An IRB-approved RCT with 981 participants interacting daily with ChatGPT under varied task/modal conditions over 28 days.
High usage = higher emotional entanglement – Across both studies, users with higher usage (especially voice interactions) were more likely to show signs of:
Emotional dependence
Preference for chatbot over human interaction
Discomfort when ChatGPT’s voice/personality changed
Voice mode showed mixed effects – In the RCT, voice models led to better emotional well-being compared to text models when controlling for usage. But:
Longer usage was linked to worse outcomes (increased loneliness, problematic use)
Users starting with low well-being sometimes improved, especially with engaging voices
Tiny group, big impact – A small number of users (~10%) account for the majority of emotionally charged conversations. Power users used pet names, shared problems, and formed pseudo-relationships with the model.
Automated classifiers at scale – They developed 25+ LLM-based affective classifiers (e.g., “Pet Name,” “Seeking Support”) to scan millions of conversations without human review. Classifier results closely mirrored user self-reports.
Call for socioaffective alignment – The authors urge developers to consider socioaffective alignment, designing models that support users without exploiting emotional needs. They warn of risks like “social reward hacking,” where a model mirrors or flatters users to maximize engagement.
8). Play2Prompt
Researchers from MIT CSAIL and IBM introduce Play2Prompt, a framework that empowers LLM agents to learn how to use external tools entirely in a zero-shot manner, without requiring labeled examples or high-quality documentation. Key innovations include:
Tool "play" for usage discovery – Play2Prompt treats tools like black boxes and systematically plays with them (via trial-and-error API calls) to discover correct usage patterns. It reverse-engineers examples by first identifying working invocations, then generating a query-answer pair that fits the invocation and response.
Two-stage optimization – The system iteratively builds: (1) tool-use demonstrations via self-reflective beam search and rejection sampling; and (2) refined tool documentation, using those examples as a validation set. This dual improvement allows LLMs to better understand and utilize unfamiliar APIs.

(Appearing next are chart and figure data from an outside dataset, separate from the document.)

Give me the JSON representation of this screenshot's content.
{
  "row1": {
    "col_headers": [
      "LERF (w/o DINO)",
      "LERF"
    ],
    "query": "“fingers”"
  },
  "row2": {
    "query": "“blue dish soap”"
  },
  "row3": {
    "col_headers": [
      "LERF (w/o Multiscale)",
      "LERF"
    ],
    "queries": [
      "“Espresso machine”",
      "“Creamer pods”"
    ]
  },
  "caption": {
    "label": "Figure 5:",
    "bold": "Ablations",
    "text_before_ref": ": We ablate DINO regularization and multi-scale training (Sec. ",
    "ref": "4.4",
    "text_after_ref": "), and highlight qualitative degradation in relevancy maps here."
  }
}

Self-reflective beam search – Inspired by active learning, Play2Prompt favors hard examples that models initially fail on. These examples offer higher learning value and guide documentation improvements more effectively.
Strong zero-shot performance – On BFCL Executable and StableToolBench, Play2Prompt yields consistent accuracy gains of +5–7% over baseline LLaMA and GPT-3.5 models and even boosts GPT-4o by up to +3.3%, particularly excelling in challenging multi-tool or REST call settings.
Robust to poor documentation – Even when 50% of parameter descriptions are randomly dropped, Play2Prompt recovers and surpasses baseline performance, making it ideal for real-world tool integration with sparse or noisy metadata.
Better than EasyTool – Unlike prior methods like EasyTool (which depend on labeled examples from related tools), Play2Prompt remains fully zero-shot and outperforms them in consistency, especially for models sensitive to instruction drift like GPT-4o.
9). Synthetic Data Generation Using LLMs
LLMs are increasingly used to generate synthetic training data for language and code tasks, improving performance in low-resource scenarios through techniques like prompt-based generation and self-refinement. The paper highlights benefits like cost and coverage, while addressing issues such as factual errors and bias, and suggests mitigations and future research in prompt automation and evaluation.
10). Current and Future Use of LLMs for Knowledge Work
A two-part survey study of 216 and 107 participants reveals that knowledge workers currently use LLMs for tasks like code generation and text improvement, but envision deeper integration into workflows and data. The findings inform future design and adoption strategies for generative AI in professional settings.